Tua, muda, laki-laki, perempuan, bahkan anak-anak ikut dalam aksi damai yang dipenuhi semangat perjuangan dan kepedihan. Mereka datang dengan satu suara: menolak penggusuran paksa dan menuntut kejelasan masa depan.
Berbekal spanduk dan poster bernada pilu dan protes tajam, massa mengungkapkan keresahan mereka. Beberapa tulisan yang mencuri perhatian antara lain:
• “Lebih baik dikubur hidup-hidup daripada digusur,”
• “Pak Prabowo, dengarkan jeritan rakyatmu ini,”
• “Gajah dilindungi, manusia dilupakan.”
Orasi demi orasi menggema, mengaduk nurani. Salah satu perwakilan massa berteriak lantang:
“Kami bukan perambah hutan! Kami petani kecil yang membangun hidup dari tanah ini dengan darah dan air mata!”

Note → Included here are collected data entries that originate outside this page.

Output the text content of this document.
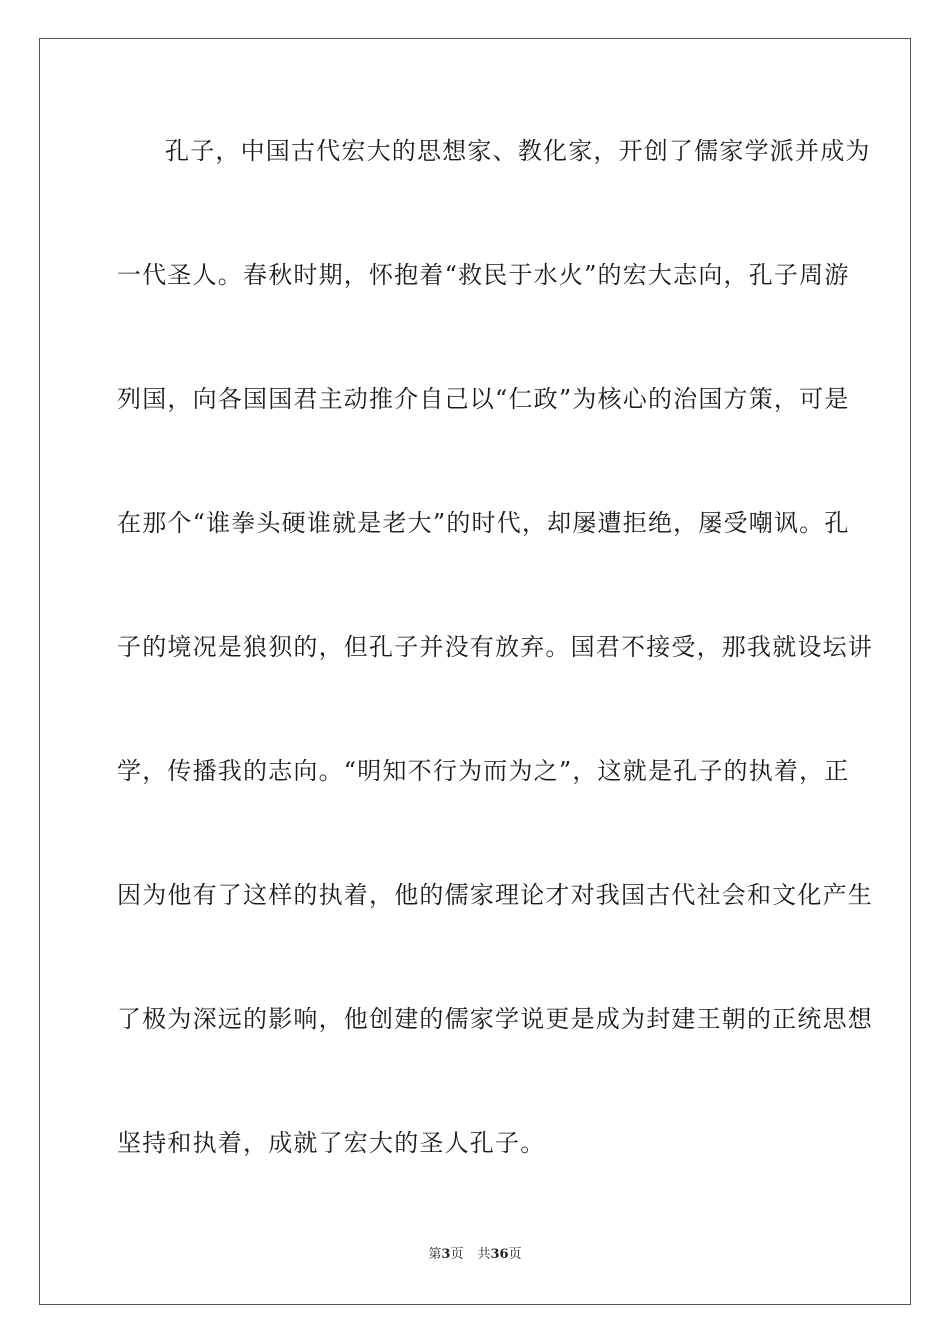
孔子，中国古代宏大的思想家、教化家，开创了儒家学派并成为
一代圣人。春秋时期，怀抱着“救民于水火”的宏大志向，孔子周游
列国，向各国国君主动推介自己以“仁政”为核心的治国方策，可是
在那个“谁拳头硬谁就是老大”的时代，却屡遭拒绝，屡受嘲讽。孔
子的境况是狼狈的，但孔子并没有放弃。国君不接受，那我就设坛讲
学，传播我的志向。“明知不行为而为之”，这就是孔子的执着，正
因为他有了这样的执着，他的儒家理论才对我国古代社会和文化产生
了极为深远的影响，他创建的儒家学说更是成为封建王朝的正统思想
坚持和执着，成就了宏大的圣人孔子。
第3页 共36页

Mereka menyebut bahwa tuduhan sebagai perusak hutan hanyalah labelisasi sepihak yang menyingkirkan sisi kemanusiaan. “Kalau memang ada yang salah, usut dari atas. Jangan kami yang terus dikorbankan,” ujar seorang orator dengan suara bergetar.

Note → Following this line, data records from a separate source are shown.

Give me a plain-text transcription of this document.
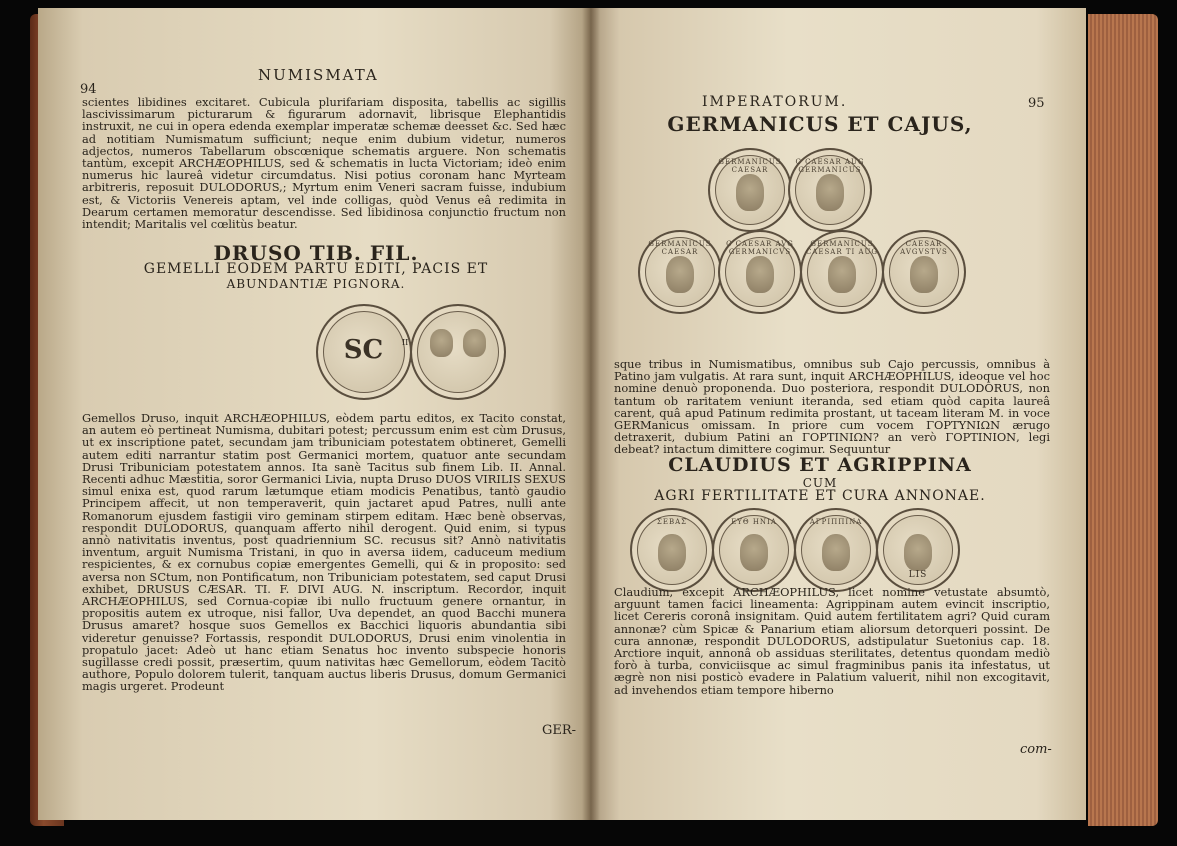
94
NUMISMATA

scientes libidines excitaret. Cubicula plurifariam disposita, tabellis ac sigillis lascivissimarum picturarum & figurarum adornavit, librisque Elephantidis instruxit, ne cui in opera edenda exemplar imperatæ schemæ deesset &c. Sed hæc ad notitiam Numismatum sufficiunt; neque enim dubium videtur, numeros adjectos, numeros Tabellarum obscœnique schematis arguere. Non schematis tantùm, excepit ARCHÆOPHILUS, sed & schematis in lucta Victoriam; ideò enim numerus hic laureâ videtur circumdatus. Nisi potius coronam hanc Myrteam arbitreris, reposuit DULODORUS,; Myrtum enim Veneri sacram fuisse, indubium est, & Victoriis Venereis aptam, vel inde colligas, quòd Venus eâ redimita in Dearum certamen memoratur descendisse. Sed libidinosa conjunctio fructum non intendit; Maritalis vel cœlitùs beatur.

DRUSO TIB. FIL.
GEMELLI EODEM PARTU EDITI, PACIS ET
ABUNDANTIÆ PIGNORA.
SC II

Gemellos Druso, inquit ARCHÆOPHILUS, eòdem partu editos, ex Tacito constat, an autem eò pertineat Numisma, dubitari potest; percussum enim est cùm Drusus, ut ex inscriptione patet, secundam jam tribuniciam potestatem obtineret, Gemelli autem editi narrantur statim post Germanici mortem, quatuor ante secundam Drusi Tribuniciam potestatem annos. Ita sanè Tacitus sub finem Lib. II. Annal. Recenti adhuc Mæstitia, soror Germanici Livia, nupta Druso DUOS VIRILIS SEXUS simul enixa est, quod rarum lætumque etiam modicis Penatibus, tantò gaudio Principem affecit, ut non temperaverit, quin jactaret apud Patres, nulli ante Romanorum ejusdem fastigii viro geminam stirpem editam. Hæc benè observas, respondit DULODORUS, quanquam afferto nihil derogent. Quid enim, si typus annò nativitatis inventus, post quadriennium SC. recusus sit? Annò nativitatis inventum, arguit Numisma Tristani, in quo in aversa iidem, caduceum medium respicientes, & ex cornubus copiæ emergentes Gemelli, qui & in proposito: sed aversa non SCtum, non Pontificatum, non Tribuniciam potestatem, sed caput Drusi exhibet, DRUSUS CÆSAR. TI. F. DIVI AUG. N. inscriptum. Recordor, inquit ARCHÆOPHILUS, sed Cornua-copiæ ibi nullo fructuum genere ornantur, in propositis autem ex utroque, nisi fallor, Uva dependet, an quod Bacchi munera Drusus amaret? hosque suos Gemellos ex Bacchici liquoris abundantia sibi videretur genuisse? Fortassis, respondit DULODORUS, Drusi enim vinolentia in propatulo jacet: Adeò ut hanc etiam Senatus hoc invento subspecie honoris sugillasse credi possit, præsertim, quum nativitas hæc Gemellorum, eòdem Tacitò authore, Populo dolorem tulerit, tanquam auctus liberis Drusus, domum Germanici magis urgeret. Prodeunt

GER-
IMPERATORUM.	95
GERMANICUS ET CAJUS,
GERMANICUS CAESAR
C CAESAR AUG GERMANICUS
GERMANICUS CAESAR
C CAESAR AVG GERMANICVS
GERMANICUS CAESAR TI AUG
CAESAR AVGVSTVS

sque tribus in Numismatibus, omnibus sub Cajo percussis, omnibus à Patino jam vulgatis. At rara sunt, inquit ARCHÆOPHILUS, ideoque vel hoc nomine denuò proponenda. Duo posteriora, respondit DULODORUS, non tantum ob raritatem veniunt iteranda, sed etiam quòd capita laureâ carent, quâ apud Patinum redimita prostant, ut taceam literam M. in voce GERManicus omissam. In priore cum vocem ΓΟΡΤΥΝΙΩΝ ærugo detraxerit, dubium Patini an ΓΟΡΤΙΝΙΩΝ? an verò ΓΟΡΤΙΝΙΟΝ, legi debeat? intactum dimittere cogimur. Sequuntur

CLAUDIUS ET AGRIPPINA
CUM
AGRI FERTILITATE ET CURA ANNONAE.
ΣΕΒΑΣ	ΕΥΘ ΗΝΙΑ	ΑΓΡΙΠΠΙΝΑ
LIS

Claudium, excepit ARCHÆOPHILUS, licet nomine vetustate absumtò, arguunt tamen facici lineamenta: Agrippinam autem evincit inscriptio, licet Cereris coronâ insignitam. Quid autem fertilitatem agri? Quid curam annonæ? cùm Spicæ & Panarium etiam aliorsum detorqueri possint. De cura annonæ, respondit DULODORUS, adstipulatur Suetonius cap. 18. Arctiore inquit, annonâ ob assiduas sterilitates, detentus quondam mediò forò à turba, conviciisque ac simul fragminibus panis ita infestatus, ut ægrè non nisi posticò evadere in Palatium valuerit, nihil non excogitavit, ad invehendos etiam tempore hiberno

com-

Tak hanya soal tempat tinggal, nasib pendidikan anak-anak juga menjadi sorotan. Seorang pelajar mengangkat poster bertuliskan: “Pendidikan tak boleh dikorbankan demi proyek alam yang salah arah.”
Meski demonstrasi berlangsung damai, suasana tetap dipenuhi emosi dan tekanan moral yang kuat. Massa berulang kali menyerukan agar Gubernur Riau, Abdul Wahid, menemui mereka secara langsung.

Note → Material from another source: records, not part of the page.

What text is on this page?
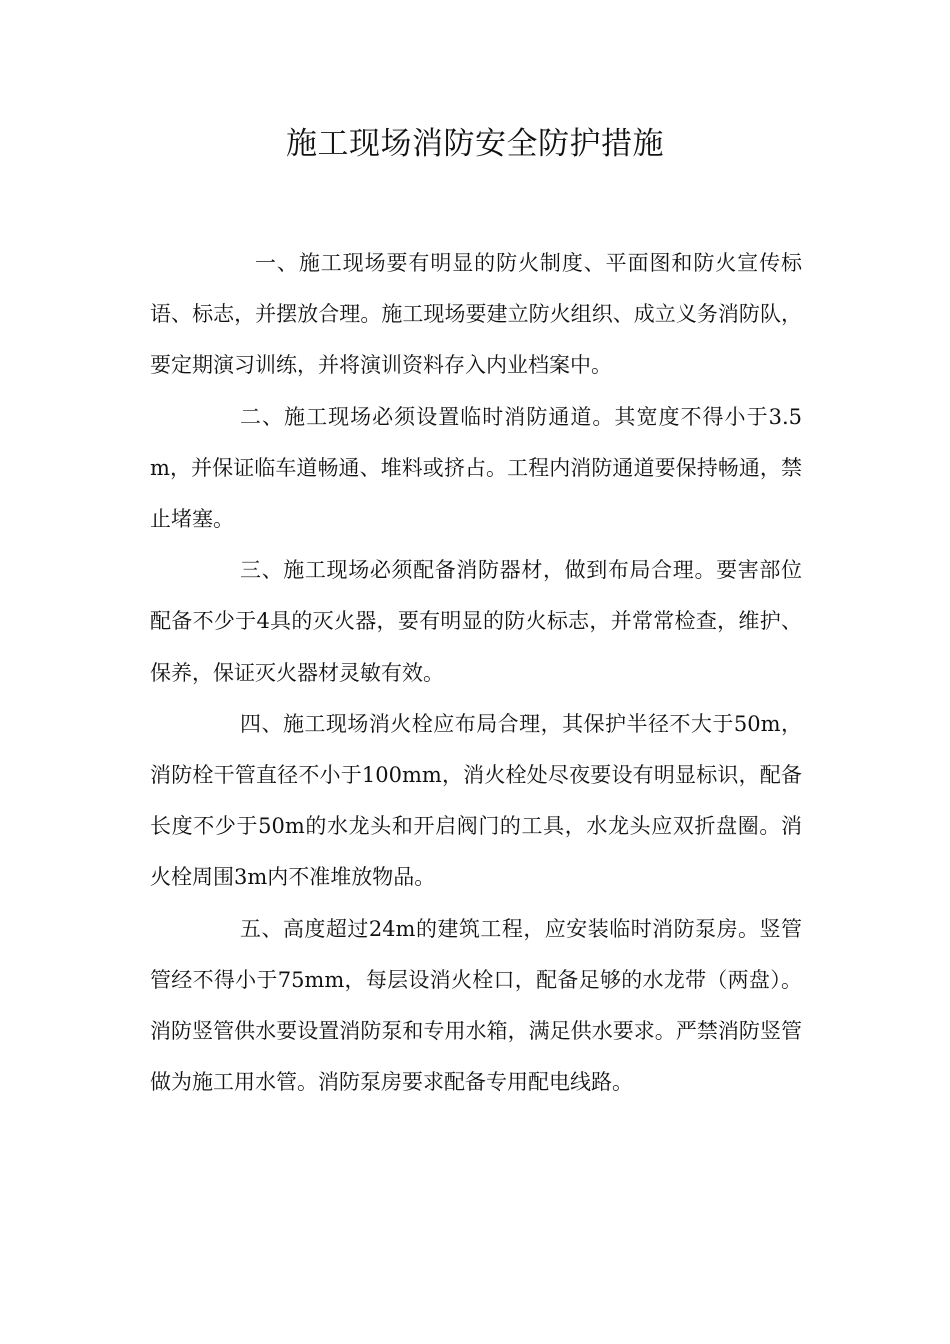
施工现场消防安全防护措施

一、施工现场要有明显的防火制度、平面图和防火宣传标语、标志，并摆放合理。施工现场要建立防火组织、成立义务消防队，要定期演习训练，并将演训资料存入内业档案中。

二、施工现场必须设置临时消防通道。其宽度不得小于3.5m，并保证临车道畅通、堆料或挤占。工程内消防通道要保持畅通，禁止堵塞。

三、施工现场必须配备消防器材，做到布局合理。要害部位配备不少于4具的灭火器，要有明显的防火标志，并常常检查，维护、保养，保证灭火器材灵敏有效。

四、施工现场消火栓应布局合理，其保护半径不大于50m，消防栓干管直径不小于100mm，消火栓处尽夜要设有明显标识，配备长度不少于50m的水龙头和开启阀门的工具，水龙头应双折盘圈。消火栓周围3m内不准堆放物品。

五、高度超过24m的建筑工程，应安装临时消防泵房。竖管管经不得小于75mm，每层设消火栓口，配备足够的水龙带（两盘）。消防竖管供水要设置消防泵和专用水箱，满足供水要求。严禁消防竖管做为施工用水管。消防泵房要求配备专用配电线路。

“Pak Gubernur, tolong jangan diam! Kami hanya ingin hidup layak dan damai!” teriak massa dengan penuh harap.
Sebagai respons awal, belasan perwakilan aksi akhirnya diterima untuk berdialog dengan pejabat pemerintah di ruang rapat Kantor Gubernur. Hadir dalam pertemuan itu antara lain Kepala Dinas Perkebunan Syahrial Abdi, Bupati Pelalawan, dan perwakilan dari Polda Riau.
Hingga berita ini diturunkan, proses mediasi masih berlangsung. Ribuan warga yang tersisa tetap bertahan di luar gedung, menanti hasil pertemuan yang bisa menentukan arah hidup mereka selanjutnya.